The idea that forcing people to "invent around" patents leads to innovation is a classic broken window fallacy. Every hour you have to spend reinventing the wheel is an hour you can't spend inventing something new. At best, this has the effect of channeling present inventors' effort into duplicating past inventors' efforts, which is hardly beneficial when they could be working on unsolved problems instead.
Oh, that one is going to have the Patent Maximalists freaking in the streets.
>> the benefit of being able to access existing ideas without negotiation or licensing raises innovation by around 20%.
The effect should be that much more pronounced when we consider inventions in areas where there would be potentially very many more participating inventors if licensing were not an issue. This is the case in an area of development where a relatively large fraction (in comparison to the examples from the study) of the potential invention contributors have little negotiation leverage. I think this high percentage of vulnerable inventors would exist when we consider areas with a low bar to entry. An example would be open source software development. There is a very low bar to entry in this field. The "laboratory" and the "industrial plant" is the PC. The "distribution channel" is the Internet.
An interesting study would be analyzing how general were the patents from the study. If we approximate no patenting as patenting extremely narrowly. Then it might follow from that 20% figure that, the broader the patenting, the greater the hit on innovation.

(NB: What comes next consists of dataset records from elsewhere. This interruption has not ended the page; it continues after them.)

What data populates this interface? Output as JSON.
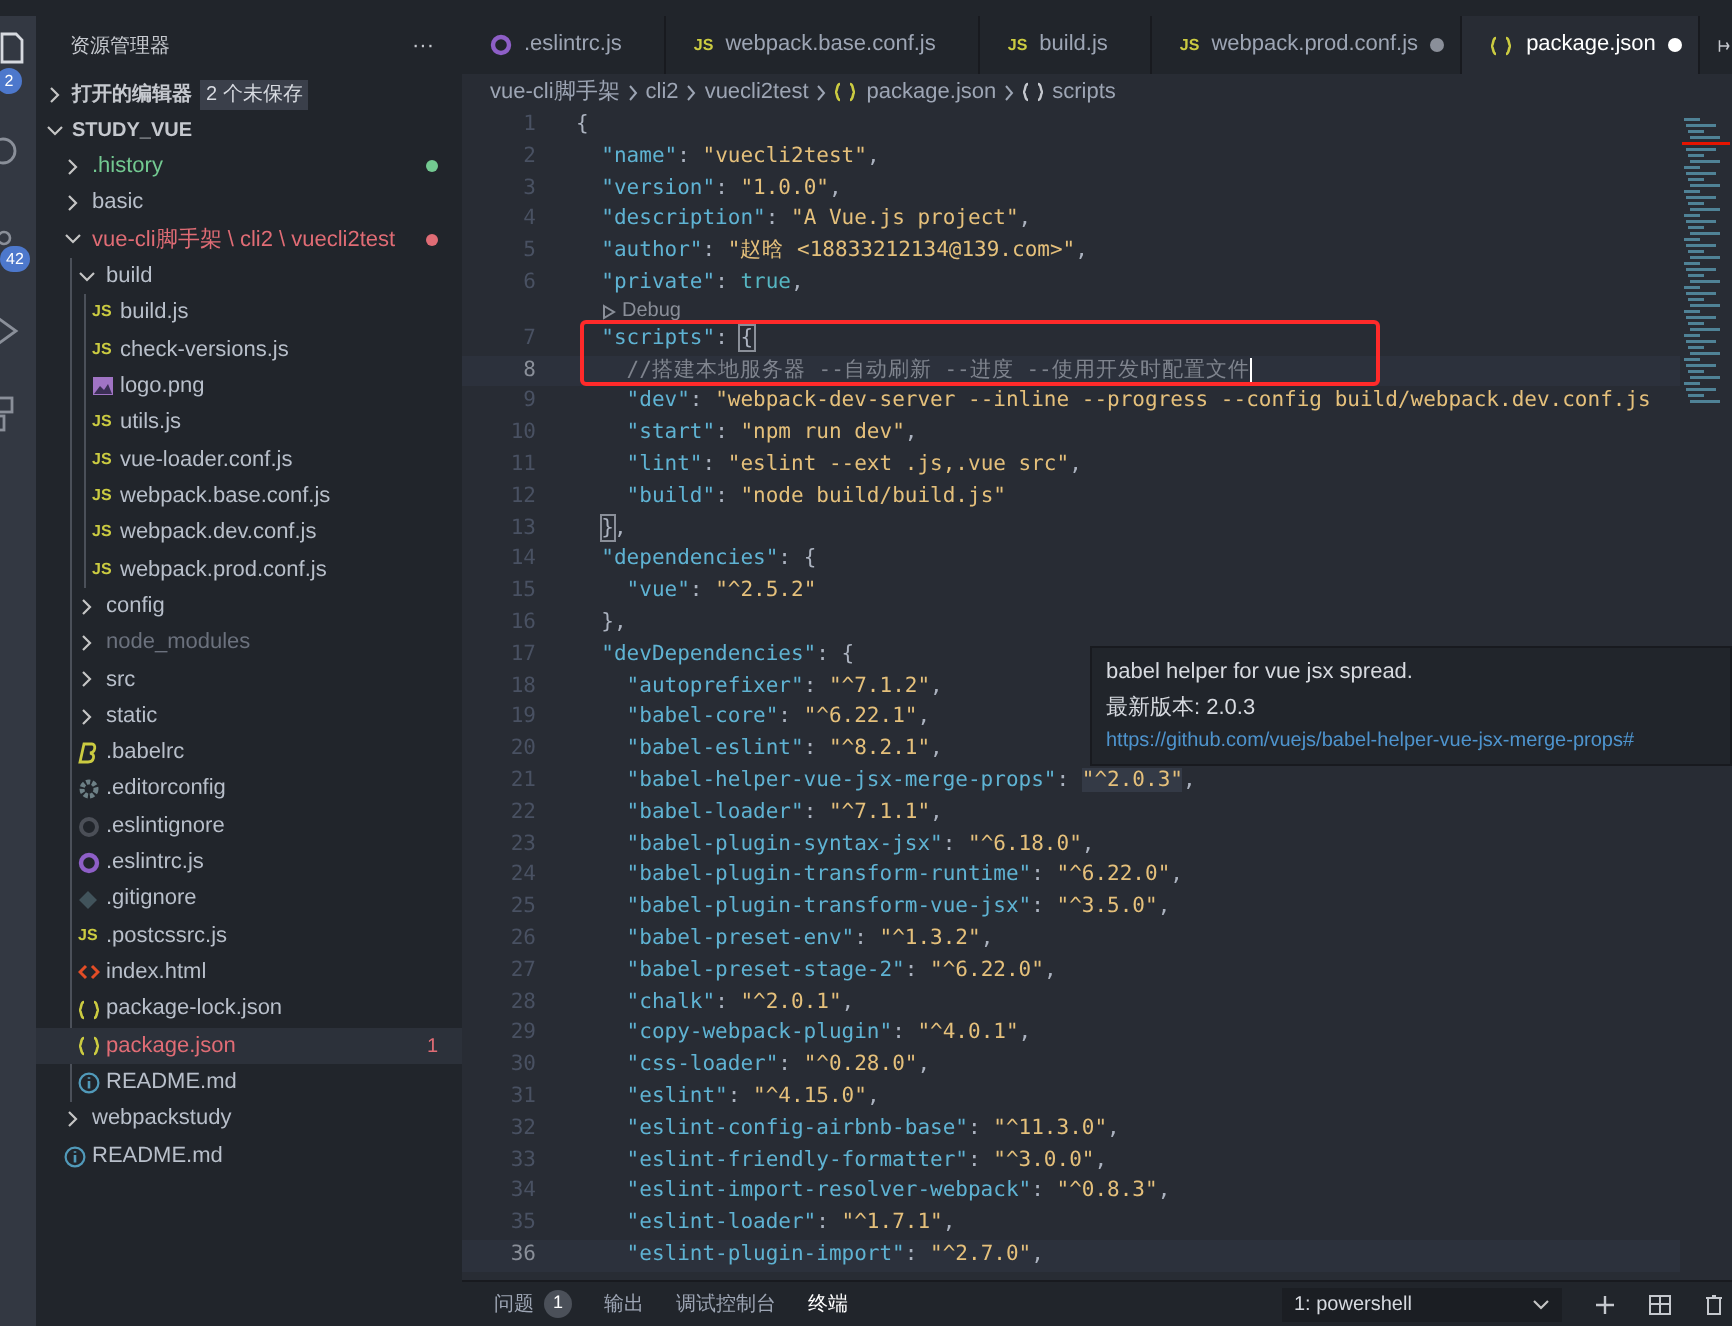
{
  "activity_bar": {
    "badges": [
      "2",
      "42"
    ]
  },
  "sidebar": {
    "title": "资源管理器",
    "more": "···",
    "open_editors": {
      "label": "打开的编辑器",
      "badge": "2 个未保存",
      "expanded": false
    },
    "workspace": {
      "label": "STUDY_VUE",
      "expanded": true,
      "items": [
        {
          "name": ".history",
          "kind": "folder",
          "expanded": false,
          "color": "#73c991",
          "dot": true,
          "selected": false
        },
        {
          "name": "basic",
          "kind": "folder",
          "expanded": false,
          "color": "#b8bfca",
          "dot": false,
          "selected": false
        },
        {
          "name": "vue-cli脚手架 \\ cli2 \\ vuecli2test",
          "kind": "folder",
          "expanded": true,
          "color": "#e06c75",
          "dot": true,
          "selected": false,
          "children": [
            {
              "name": "build",
              "kind": "folder",
              "expanded": true,
              "color": "#b8bfca",
              "dot": false,
              "selected": false,
              "children": [
                {
                  "name": "build.js",
                  "kind": "js",
                  "icon_text": "JS",
                  "color": "#b8bfca",
                  "selected": false
                },
                {
                  "name": "check-versions.js",
                  "kind": "js",
                  "icon_text": "JS",
                  "color": "#b8bfca",
                  "selected": false
                },
                {
                  "name": "logo.png",
                  "kind": "image",
                  "color": "#b8bfca",
                  "selected": false
                },
                {
                  "name": "utils.js",
                  "kind": "js",
                  "icon_text": "JS",
                  "color": "#b8bfca",
                  "selected": false
                },
                {
                  "name": "vue-loader.conf.js",
                  "kind": "js",
                  "icon_text": "JS",
                  "color": "#b8bfca",
                  "selected": false
                },
                {
                  "name": "webpack.base.conf.js",
                  "kind": "js",
                  "icon_text": "JS",
                  "color": "#b8bfca",
                  "selected": false
                },
                {
                  "name": "webpack.dev.conf.js",
                  "kind": "js",
                  "icon_text": "JS",
                  "color": "#b8bfca",
                  "selected": false
                },
                {
                  "name": "webpack.prod.conf.js",
                  "kind": "js",
                  "icon_text": "JS",
                  "color": "#b8bfca",
                  "selected": false
                }
              ]
            },
            {
              "name": "config",
              "kind": "folder",
              "expanded": false,
              "color": "#b8bfca",
              "dot": false,
              "selected": false
            },
            {
              "name": "node_modules",
              "kind": "folder",
              "expanded": false,
              "color": "#6b717d",
              "dot": false,
              "selected": false
            },
            {
              "name": "src",
              "kind": "folder",
              "expanded": false,
              "color": "#b8bfca",
              "dot": false,
              "selected": false
            },
            {
              "name": "static",
              "kind": "folder",
              "expanded": false,
              "color": "#b8bfca",
              "dot": false,
              "selected": false
            },
            {
              "name": ".babelrc",
              "kind": "babel",
              "color": "#b8bfca",
              "selected": false
            },
            {
              "name": ".editorconfig",
              "kind": "config",
              "color": "#b8bfca",
              "selected": false
            },
            {
              "name": ".eslintignore",
              "kind": "eslintignore",
              "color": "#b8bfca",
              "selected": false
            },
            {
              "name": ".eslintrc.js",
              "kind": "eslint",
              "color": "#b8bfca",
              "selected": false
            },
            {
              "name": ".gitignore",
              "kind": "git",
              "color": "#b8bfca",
              "selected": false
            },
            {
              "name": ".postcssrc.js",
              "kind": "js",
              "icon_text": "JS",
              "color": "#b8bfca",
              "selected": false
            },
            {
              "name": "index.html",
              "kind": "html",
              "color": "#b8bfca",
              "selected": false
            },
            {
              "name": "package-lock.json",
              "kind": "json",
              "color": "#b8bfca",
              "selected": false
            },
            {
              "name": "package.json",
              "kind": "json",
              "color": "#e06c75",
              "problems": "1",
              "selected": true
            },
            {
              "name": "README.md",
              "kind": "info",
              "color": "#b8bfca",
              "selected": false
            }
          ]
        },
        {
          "name": "webpackstudy",
          "kind": "folder",
          "expanded": false,
          "color": "#b8bfca",
          "dot": false,
          "selected": false
        },
        {
          "name": "README.md",
          "kind": "info",
          "color": "#b8bfca",
          "selected": false
        }
      ]
    }
  },
  "tabs": [
    {
      "label": ".eslintrc.js",
      "kind": "eslint",
      "dirty": false,
      "selected": false
    },
    {
      "label": "webpack.base.conf.js",
      "kind": "js",
      "icon_text": "JS",
      "dirty": false,
      "selected": false
    },
    {
      "label": "build.js",
      "kind": "js",
      "icon_text": "JS",
      "dirty": false,
      "selected": false
    },
    {
      "label": "webpack.prod.conf.js",
      "kind": "js",
      "icon_text": "JS",
      "dirty": true,
      "selected": false
    },
    {
      "label": "package.json",
      "kind": "json",
      "dirty": true,
      "selected": true
    }
  ],
  "breadcrumb": [
    {
      "label": "vue-cli脚手架",
      "kind": "folder"
    },
    {
      "label": "cli2",
      "kind": "folder"
    },
    {
      "label": "vuecli2test",
      "kind": "folder"
    },
    {
      "label": "package.json",
      "kind": "json"
    },
    {
      "label": "scripts",
      "kind": "object"
    }
  ],
  "code_lines": [
    {
      "n": "1",
      "hl": false,
      "t": [
        {
          "kind": "punct",
          "text": "{"
        }
      ]
    },
    {
      "n": "2",
      "hl": false,
      "t": [
        {
          "kind": "key",
          "text": "  \"name\""
        },
        {
          "kind": "punct",
          "text": ": "
        },
        {
          "kind": "string",
          "text": "\"vuecli2test\""
        },
        {
          "kind": "punct",
          "text": ","
        }
      ]
    },
    {
      "n": "3",
      "hl": false,
      "t": [
        {
          "kind": "key",
          "text": "  \"version\""
        },
        {
          "kind": "punct",
          "text": ": "
        },
        {
          "kind": "string",
          "text": "\"1.0.0\""
        },
        {
          "kind": "punct",
          "text": ","
        }
      ]
    },
    {
      "n": "4",
      "hl": false,
      "t": [
        {
          "kind": "key",
          "text": "  \"description\""
        },
        {
          "kind": "punct",
          "text": ": "
        },
        {
          "kind": "string",
          "text": "\"A Vue.js project\""
        },
        {
          "kind": "punct",
          "text": ","
        }
      ]
    },
    {
      "n": "5",
      "hl": false,
      "t": [
        {
          "kind": "key",
          "text": "  \"author\""
        },
        {
          "kind": "punct",
          "text": ": "
        },
        {
          "kind": "string",
          "text": "\"赵晗 <18833212134@139.com>\""
        },
        {
          "kind": "punct",
          "text": ","
        }
      ]
    },
    {
      "n": "6",
      "hl": false,
      "t": [
        {
          "kind": "key",
          "text": "  \"private\""
        },
        {
          "kind": "punct",
          "text": ": "
        },
        {
          "kind": "bool",
          "text": "true"
        },
        {
          "kind": "punct",
          "text": ","
        }
      ]
    },
    {
      "n": "7",
      "hl": false,
      "lens": "Debug",
      "t": [
        {
          "kind": "key",
          "text": "  \"scripts\""
        },
        {
          "kind": "punct",
          "text": ": "
        },
        {
          "kind": "match",
          "text": "{"
        }
      ]
    },
    {
      "n": "8",
      "hl": true,
      "t": [
        {
          "kind": "comment",
          "text": "    //搭建本地服务器 --自动刷新 --进度 --使用开发时配置文件"
        }
      ]
    },
    {
      "n": "9",
      "hl": false,
      "t": [
        {
          "kind": "key",
          "text": "    \"dev\""
        },
        {
          "kind": "punct",
          "text": ": "
        },
        {
          "kind": "string",
          "text": "\"webpack-dev-server --inline --progress --config build/webpack.dev.conf.js"
        }
      ]
    },
    {
      "n": "10",
      "hl": false,
      "t": [
        {
          "kind": "key",
          "text": "    \"start\""
        },
        {
          "kind": "punct",
          "text": ": "
        },
        {
          "kind": "string",
          "text": "\"npm run dev\""
        },
        {
          "kind": "punct",
          "text": ","
        }
      ]
    },
    {
      "n": "11",
      "hl": false,
      "t": [
        {
          "kind": "key",
          "text": "    \"lint\""
        },
        {
          "kind": "punct",
          "text": ": "
        },
        {
          "kind": "string",
          "text": "\"eslint --ext .js,.vue src\""
        },
        {
          "kind": "punct",
          "text": ","
        }
      ]
    },
    {
      "n": "12",
      "hl": false,
      "t": [
        {
          "kind": "key",
          "text": "    \"build\""
        },
        {
          "kind": "punct",
          "text": ": "
        },
        {
          "kind": "string",
          "text": "\"node build/build.js\""
        }
      ]
    },
    {
      "n": "13",
      "hl": false,
      "t": [
        {
          "kind": "match",
          "text": "  }"
        },
        {
          "kind": "punct",
          "text": ","
        }
      ]
    },
    {
      "n": "14",
      "hl": false,
      "t": [
        {
          "kind": "key",
          "text": "  \"dependencies\""
        },
        {
          "kind": "punct",
          "text": ": {"
        }
      ]
    },
    {
      "n": "15",
      "hl": false,
      "t": [
        {
          "kind": "key",
          "text": "    \"vue\""
        },
        {
          "kind": "punct",
          "text": ": "
        },
        {
          "kind": "string",
          "text": "\"^2.5.2\""
        }
      ]
    },
    {
      "n": "16",
      "hl": false,
      "t": [
        {
          "kind": "punct",
          "text": "  },"
        }
      ]
    },
    {
      "n": "17",
      "hl": false,
      "t": [
        {
          "kind": "key",
          "text": "  \"devDependencies\""
        },
        {
          "kind": "punct",
          "text": ": {"
        }
      ]
    },
    {
      "n": "18",
      "hl": false,
      "t": [
        {
          "kind": "key",
          "text": "    \"autoprefixer\""
        },
        {
          "kind": "punct",
          "text": ": "
        },
        {
          "kind": "string",
          "text": "\"^7.1.2\""
        },
        {
          "kind": "punct",
          "text": ","
        }
      ]
    },
    {
      "n": "19",
      "hl": false,
      "t": [
        {
          "kind": "key",
          "text": "    \"babel-core\""
        },
        {
          "kind": "punct",
          "text": ": "
        },
        {
          "kind": "string",
          "text": "\"^6.22.1\""
        },
        {
          "kind": "punct",
          "text": ","
        }
      ]
    },
    {
      "n": "20",
      "hl": false,
      "t": [
        {
          "kind": "key",
          "text": "    \"babel-eslint\""
        },
        {
          "kind": "punct",
          "text": ": "
        },
        {
          "kind": "string",
          "text": "\"^8.2.1\""
        },
        {
          "kind": "punct",
          "text": ","
        }
      ]
    },
    {
      "n": "21",
      "hl": false,
      "t": [
        {
          "kind": "key",
          "text": "    \"babel-helper-vue-jsx-merge-props\""
        },
        {
          "kind": "punct",
          "text": ": "
        },
        {
          "kind": "hovered",
          "text": "\"^2.0.3\""
        },
        {
          "kind": "punct",
          "text": ","
        }
      ]
    },
    {
      "n": "22",
      "hl": false,
      "t": [
        {
          "kind": "key",
          "text": "    \"babel-loader\""
        },
        {
          "kind": "punct",
          "text": ": "
        },
        {
          "kind": "string",
          "text": "\"^7.1.1\""
        },
        {
          "kind": "punct",
          "text": ","
        }
      ]
    },
    {
      "n": "23",
      "hl": false,
      "t": [
        {
          "kind": "key",
          "text": "    \"babel-plugin-syntax-jsx\""
        },
        {
          "kind": "punct",
          "text": ": "
        },
        {
          "kind": "string",
          "text": "\"^6.18.0\""
        },
        {
          "kind": "punct",
          "text": ","
        }
      ]
    },
    {
      "n": "24",
      "hl": false,
      "t": [
        {
          "kind": "key",
          "text": "    \"babel-plugin-transform-runtime\""
        },
        {
          "kind": "punct",
          "text": ": "
        },
        {
          "kind": "string",
          "text": "\"^6.22.0\""
        },
        {
          "kind": "punct",
          "text": ","
        }
      ]
    },
    {
      "n": "25",
      "hl": false,
      "t": [
        {
          "kind": "key",
          "text": "    \"babel-plugin-transform-vue-jsx\""
        },
        {
          "kind": "punct",
          "text": ": "
        },
        {
          "kind": "string",
          "text": "\"^3.5.0\""
        },
        {
          "kind": "punct",
          "text": ","
        }
      ]
    },
    {
      "n": "26",
      "hl": false,
      "t": [
        {
          "kind": "key",
          "text": "    \"babel-preset-env\""
        },
        {
          "kind": "punct",
          "text": ": "
        },
        {
          "kind": "string",
          "text": "\"^1.3.2\""
        },
        {
          "kind": "punct",
          "text": ","
        }
      ]
    },
    {
      "n": "27",
      "hl": false,
      "t": [
        {
          "kind": "key",
          "text": "    \"babel-preset-stage-2\""
        },
        {
          "kind": "punct",
          "text": ": "
        },
        {
          "kind": "string",
          "text": "\"^6.22.0\""
        },
        {
          "kind": "punct",
          "text": ","
        }
      ]
    },
    {
      "n": "28",
      "hl": false,
      "t": [
        {
          "kind": "key",
          "text": "    \"chalk\""
        },
        {
          "kind": "punct",
          "text": ": "
        },
        {
          "kind": "string",
          "text": "\"^2.0.1\""
        },
        {
          "kind": "punct",
          "text": ","
        }
      ]
    },
    {
      "n": "29",
      "hl": false,
      "t": [
        {
          "kind": "key",
          "text": "    \"copy-webpack-plugin\""
        },
        {
          "kind": "punct",
          "text": ": "
        },
        {
          "kind": "string",
          "text": "\"^4.0.1\""
        },
        {
          "kind": "punct",
          "text": ","
        }
      ]
    },
    {
      "n": "30",
      "hl": false,
      "t": [
        {
          "kind": "key",
          "text": "    \"css-loader\""
        },
        {
          "kind": "punct",
          "text": ": "
        },
        {
          "kind": "string",
          "text": "\"^0.28.0\""
        },
        {
          "kind": "punct",
          "text": ","
        }
      ]
    },
    {
      "n": "31",
      "hl": false,
      "t": [
        {
          "kind": "key",
          "text": "    \"eslint\""
        },
        {
          "kind": "punct",
          "text": ": "
        },
        {
          "kind": "string",
          "text": "\"^4.15.0\""
        },
        {
          "kind": "punct",
          "text": ","
        }
      ]
    },
    {
      "n": "32",
      "hl": false,
      "t": [
        {
          "kind": "key",
          "text": "    \"eslint-config-airbnb-base\""
        },
        {
          "kind": "punct",
          "text": ": "
        },
        {
          "kind": "string",
          "text": "\"^11.3.0\""
        },
        {
          "kind": "punct",
          "text": ","
        }
      ]
    },
    {
      "n": "33",
      "hl": false,
      "t": [
        {
          "kind": "key",
          "text": "    \"eslint-friendly-formatter\""
        },
        {
          "kind": "punct",
          "text": ": "
        },
        {
          "kind": "string",
          "text": "\"^3.0.0\""
        },
        {
          "kind": "punct",
          "text": ","
        }
      ]
    },
    {
      "n": "34",
      "hl": false,
      "t": [
        {
          "kind": "key",
          "text": "    \"eslint-import-resolver-webpack\""
        },
        {
          "kind": "punct",
          "text": ": "
        },
        {
          "kind": "string",
          "text": "\"^0.8.3\""
        },
        {
          "kind": "punct",
          "text": ","
        }
      ]
    },
    {
      "n": "35",
      "hl": false,
      "t": [
        {
          "kind": "key",
          "text": "    \"eslint-loader\""
        },
        {
          "kind": "punct",
          "text": ": "
        },
        {
          "kind": "string",
          "text": "\"^1.7.1\""
        },
        {
          "kind": "punct",
          "text": ","
        }
      ]
    },
    {
      "n": "36",
      "hl": true,
      "t": [
        {
          "kind": "key",
          "text": "    \"eslint-plugin-import\""
        },
        {
          "kind": "punct",
          "text": ": "
        },
        {
          "kind": "string",
          "text": "\"^2.7.0\""
        },
        {
          "kind": "punct",
          "text": ","
        }
      ]
    }
  ],
  "hover": {
    "description": "babel helper for vue jsx spread.",
    "version": "最新版本: 2.0.3",
    "link": "https://github.com/vuejs/babel-helper-vue-jsx-merge-props#"
  },
  "panel": {
    "tabs": [
      {
        "label": "问题",
        "badge": "1",
        "selected": false
      },
      {
        "label": "输出",
        "selected": false
      },
      {
        "label": "调试控制台",
        "selected": false
      },
      {
        "label": "终端",
        "selected": true
      }
    ],
    "terminal": "1: powershell"
  }
}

It would also be interesting to consider how much more significant the effect might have been if the examples covered in the paper had been more influenced by the Internet. The Internet promotes collaboration, in some cases, significantly.
And I would not do this topic justice IMO if I fail to say that many many people are capable of inventing many things as the occasion requires but could not in 10 lifetimes actually sit down and list out all the things they were capable of inventing. The implication is that, in a patent system, if you aren't the first to list out some particular "invention" within your capabilities, you can potentially be forever barred in that area by the patent holder that beat you to the punch. This means even if an invention is within the capabilities of 1000 contemporaries (all of whom might eventually move into this area as clients demand it), one of the 1000 can get a monopoly on the invention if the other 999 were distracted in other areas of development (among the large set of things each might be capable of inventing or large set of things that might otherwise distract someone) or if the 999 were keeping implementations private instead of rushing out the patent application claims description. How reasonable is it that this one be given power over the other 999?
That 20% (or possibly much higher number) represents opportunity costs to society.
Short-term (ie, soon), it will hopefully be recognized by the courts (eg, by the SCOTUS in Bilski) that we are almost surely denying society (and individuals at large) whenever we let patents interfere with inventing that is accessible to ordinary people. [Eg, open source software, business methods, and a list that grows as technology allows individuals to become more efficient or creates new areas of development.]
Long-term, perhaps patenting as a whole will be downsized to the cases where it can first be proven that such a monopoly (for X years for that particular patent) would in fact promote the progress of science and useful arts. There are many alternatives to monopolies that the government could leverage in order to help society (eg, giving tax credits and monetary grants). Monopolies should not be doled out without a lot of care unless the monopoly has very narrow scope and/or falls within a very well-defined set of bounds.
Speaking of Bilski, what the heck is going on with it? When will the SCOTUS render its decision? Inquiring minds want to know.
Petra Moser wrote some other interesting papers on patent history, which can be found with a search, and I think accessed at her homepage. They are cited in Against Intellectual Monopoly.
And good call by Jesse that the inventing around a patent rationalization exemplifies the broken window fallacy. Our man Bastiat lives again!